Cost-Effectiveness Analysis of Heart Rate Characteristics Monitoring to Improve Survival for Very Low Birth Weight Infants

William King MS1, Waldemar A. Carlo MD2, T. Michael O’Shea MD3, Robert Schelonka MD4

1Medical Predictive Science Corporation, Charlottesville, VA, wking@heroscore.com
2University of Alabama at Birmingham, Birmingham, AL
3University of North Carolina, Chapel Hill, NC
4Oregon Health Sciences University, Portland, OR

Background:

In a randomized controlled trial (RCT) of 3,003 VLBW patients, heart rate characteristics (HRC) display was associated with a 22% reduction in all-cause mortality. (NCT00307333)

Objective:

Use data on resource utilization and outcomes from the RCT to analyze the cost-effectiveness of HRC monitoring.

Methods:

  • Secondary analysis of cost-effectiveness from birth to NICU discharge, up to 120 days.
  • Estimated each patient’s cost from a third-party perspective in 2021 USD.
  • Applied specific per diem rates for ventilated or non-ventilated status as follows,
    Day 1: $4,241 or $1,442
    Days 2 to 28: $3,562 or $1,164
    Days 29+: $3,577 or $1,164
  • Computed the incremental cost-effectiveness ratio and then used nonparametric boot-strapping with 5000 replications to evaluate uncertainty.
  • Additionally evaluated cost-effectiveness from a hospital perspective.

Results:

  • From a third-party perspective, the incremental cost-effectiveness ratio of HRC-monitoring was $34,720 per additional life saved.
  • 95% of boot-strap replications fell below $449,291 per additional life saved (Fig 1a and 1c).
  • In 70% of bootstrap replications, cost per survivor was lower in the HRC-display arm than the non-display arm.
  • From a hospital perspective, implementing HRC-monitoring would result in net profit of $1,338 per VLBW patient.

Table 1. Demographics, Mortality, and Resource Utilization.

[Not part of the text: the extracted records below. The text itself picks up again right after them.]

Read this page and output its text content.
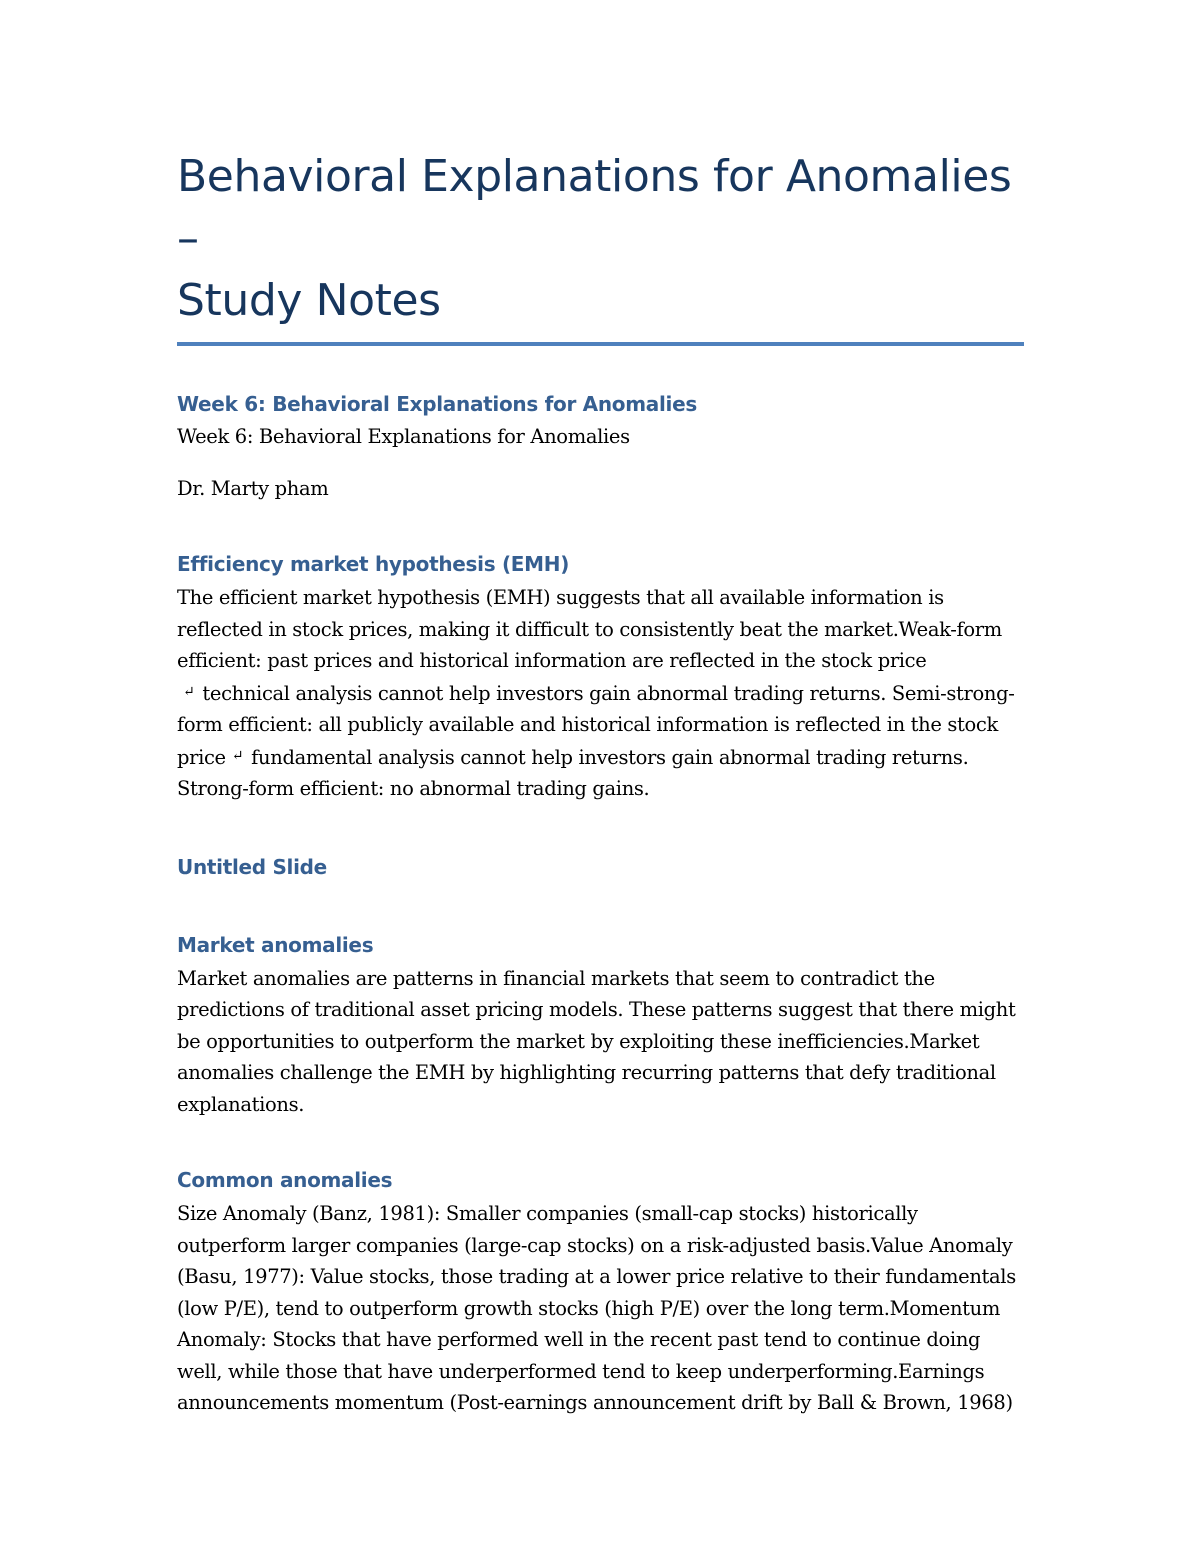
Behavioral Explanations for Anomalies –
Study Notes
Week 6: Behavioral Explanations for Anomalies

Week 6: Behavioral Explanations for Anomalies

Dr. Marty pham

Efficiency market hypothesis (EMH)

The efficient market hypothesis (EMH) suggests that all available information is reflected in stock prices, making it difficult to consistently beat the market.Weak-form efficient: past prices and historical information are reflected in the stock price
↵ technical analysis cannot help investors gain abnormal trading returns. Semi-strong-form efficient: all publicly available and historical information is reflected in the stock price ↵ fundamental analysis cannot help investors gain abnormal trading returns. Strong-form efficient: no abnormal trading gains.

Untitled Slide
Market anomalies

Market anomalies are patterns in financial markets that seem to contradict the predictions of traditional asset pricing models. These patterns suggest that there might be opportunities to outperform the market by exploiting these inefficiencies.Market anomalies challenge the EMH by highlighting recurring patterns that defy traditional explanations.

Common anomalies

Size Anomaly (Banz, 1981): Smaller companies (small-cap stocks) historically outperform larger companies (large-cap stocks) on a risk-adjusted basis.Value Anomaly (Basu, 1977): Value stocks, those trading at a lower price relative to their fundamentals (low P/E), tend to outperform growth stocks (high P/E) over the long term.Momentum Anomaly: Stocks that have performed well in the recent past tend to continue doing well, while those that have underperformed tend to keep underperforming.Earnings announcements momentum (Post-earnings announcement drift by Ball & Brown, 1968)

Figure 1: Cost-effectiveness Acceptability Curve

HeRO Cost-effectiveness Acceptability Curve

Cost-effectiveness Acceptability Curve

Figure 1: a- the Cost-effectiveness Acceptability Curve is derived by varying the Willingness-to-pay threshold from zero to infinity as the fraction of bootstrapping replications on the cost-effectiveness plane that fall below or to the right is calculated (b-d). b- Willingness-to-pay set to the value that bisects the boot-strapped replications into 50% cost-effective and 50% not cost-effective: $36,986 (blue dotted line). c- Willingness-to-pay set to the value for which 95% of replications are cost-effective: $449,291 (green dashed line). d- Willingness-to-pay set to $10,000,000 (red dot-dashed line), yielding 98% of replications as cost-effective.

Conclusions:

  • HRC-monitoring appears cost-effective for increasing survival among VLBW infants.
  • Universal HRC-monitoring of NICU patients is likely to improve both patient survival and hospital profit.